Drummond – Sossegue, Lya. Não vou dar um show de mim mesmo ao público. Nem o público havia de gostar, pois afinal eu não desintegrei o átomo, não ganhei a Segunda Guerra Mundial, não descobri a penicilina…

Que é que me pode ser atribuído na história da humanidade, ou mesmo de contracultura? Nada. Rabisquei papelório burocrático e uma versalhada do tipo livre. Os homens e mulheres notáveis, do ponto de vista humanitário, científico, político, esses é que têm imagem digna de multiplicação.

Lya – Mas já me disseram que você escreve bem, e nessa qualidade…

Drummond – Não exageremos. Não há código para decidir o que é escrever bem ou mal. E há ainda o problema grave: o que merece ser escrito, bem ou mal, para o bem de todos?

O que eu pensava em fazer pelo rádio não era me contar, era contar o que eu vi outros fazerem, ao longo de algumas dezenas de anos de vida literária. Isso me dispensaria de contar o que eu mesmo fiz, se é que fiz alguma coisa, e se não teria sido melhor deixar de fazê-la.

Lya – Mas você não vai contar tudo que viu, é claro.

Drummond – Não. Mas gostaria de contar também como é que a ação dos outros se reflete no espirito da gente. A vida literária pode ser comparada a uma superfície espelhante, não direi manso lago azul, em todo caso um lago ou piscina.

Cada escritor que surge e se reflete nele é por sua vez reflexo mais ou menos vivo dos outros escritores, que por sua vez … Em suma, a literatura é um fenômeno de imitação ou repetição. Não havendo, por exemplo, o laguinho dos suplementos e revistas literárias, como diminui o número de poetas!

Lya – Muitos não fariam falta. No seu caso especial, quais foram as imagens que você começou a refletir no espelho? Ou por outra, que fizeram de você um literato?

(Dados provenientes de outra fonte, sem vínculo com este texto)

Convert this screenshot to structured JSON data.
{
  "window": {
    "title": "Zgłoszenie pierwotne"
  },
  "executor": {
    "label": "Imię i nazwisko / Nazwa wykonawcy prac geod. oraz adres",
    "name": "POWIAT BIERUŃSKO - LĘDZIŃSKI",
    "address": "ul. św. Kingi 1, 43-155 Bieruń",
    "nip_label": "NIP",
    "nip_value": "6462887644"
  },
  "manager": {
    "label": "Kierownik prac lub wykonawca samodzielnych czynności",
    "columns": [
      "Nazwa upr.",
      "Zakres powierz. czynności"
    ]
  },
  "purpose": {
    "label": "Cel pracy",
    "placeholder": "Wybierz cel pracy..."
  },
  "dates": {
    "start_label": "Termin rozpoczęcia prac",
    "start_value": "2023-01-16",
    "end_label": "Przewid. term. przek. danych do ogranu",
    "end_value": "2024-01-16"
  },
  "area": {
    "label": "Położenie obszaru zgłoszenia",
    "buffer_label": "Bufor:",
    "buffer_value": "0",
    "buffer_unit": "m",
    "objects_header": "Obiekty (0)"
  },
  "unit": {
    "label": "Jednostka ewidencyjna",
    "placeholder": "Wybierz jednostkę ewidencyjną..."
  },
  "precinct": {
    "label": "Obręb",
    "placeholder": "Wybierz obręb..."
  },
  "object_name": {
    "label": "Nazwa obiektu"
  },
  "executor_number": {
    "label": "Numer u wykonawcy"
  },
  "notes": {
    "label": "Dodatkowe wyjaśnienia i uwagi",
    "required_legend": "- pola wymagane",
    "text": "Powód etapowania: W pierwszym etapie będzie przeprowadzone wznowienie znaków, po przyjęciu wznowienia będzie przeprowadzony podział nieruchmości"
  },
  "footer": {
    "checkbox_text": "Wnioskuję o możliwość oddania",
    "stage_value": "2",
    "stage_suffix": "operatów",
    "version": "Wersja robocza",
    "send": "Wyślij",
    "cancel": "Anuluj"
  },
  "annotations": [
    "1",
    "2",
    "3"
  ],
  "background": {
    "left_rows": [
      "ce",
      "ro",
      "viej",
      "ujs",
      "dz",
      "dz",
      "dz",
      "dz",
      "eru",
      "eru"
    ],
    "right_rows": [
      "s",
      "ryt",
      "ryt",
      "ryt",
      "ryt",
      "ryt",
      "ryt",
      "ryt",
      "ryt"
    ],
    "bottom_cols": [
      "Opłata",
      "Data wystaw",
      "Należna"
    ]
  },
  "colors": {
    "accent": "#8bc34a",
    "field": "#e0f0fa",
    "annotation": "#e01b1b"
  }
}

Drummond – A primeira reminiscência de sentido literário, que me acode, não é propriamente de um texto literatura, em verso ou prosa, mas de um personagem de romance.

Não do romance em si, mas da figura projetada por ele. Porque o texto não era bem texto, era uma coleção de legendas a uma coleção de figuras, na versão infantil do Robinson Crusoé, de Defoe na revista O Tico-Tico, publicação da maior importância na formação intelectual das crianças do começo deste século.

Creio que lhe devo minha primeira emoção literária, pois quando Robinson conseguiu se mandar da ilha, senti um nó na garganta: eu queria que ele continuasse lá o resto da vida, solitário e dominador… Emoção produzida por uma personagem literária, um mito…

Lya – Mas você é o tipo do caramujo, puxa! Ainda fedelho, e já sonhava com ilhas desertas.

Drummond – Não era bem solidão da ilha que me encantava no Robinson, era talvez, inconscientemente, a sugestão poética?

Lya – Com isso, estava criado um novo escritor?

Drummond – Estava criada coisa nenhuma. Apenas o garoto sentia a força da criação literária, como paciente, não como agente. Mas você vai rir quando eu lhe contar quais foram as fontes literárias em que matei minha primeira sede.

Além de Robinson infantil, li a História de Carlos Magno e dos Doze Pares da França, em edição de capa vermelha da Livraria Garnier, que percorria o Brasil de Sul a Norte, e me lembro que não me interessou muito. Os heróis de espavento nunca foram o meu fraco.

Já as Aventuras de Bertoldo, Bertoldinho e Cacasseno, literatura de folheto, achei deliciosas, pois colocavam a astúcia diante da força, e vencendo-a; a inteligência graciosa triunfando sobre o arbítrio e a estupidez.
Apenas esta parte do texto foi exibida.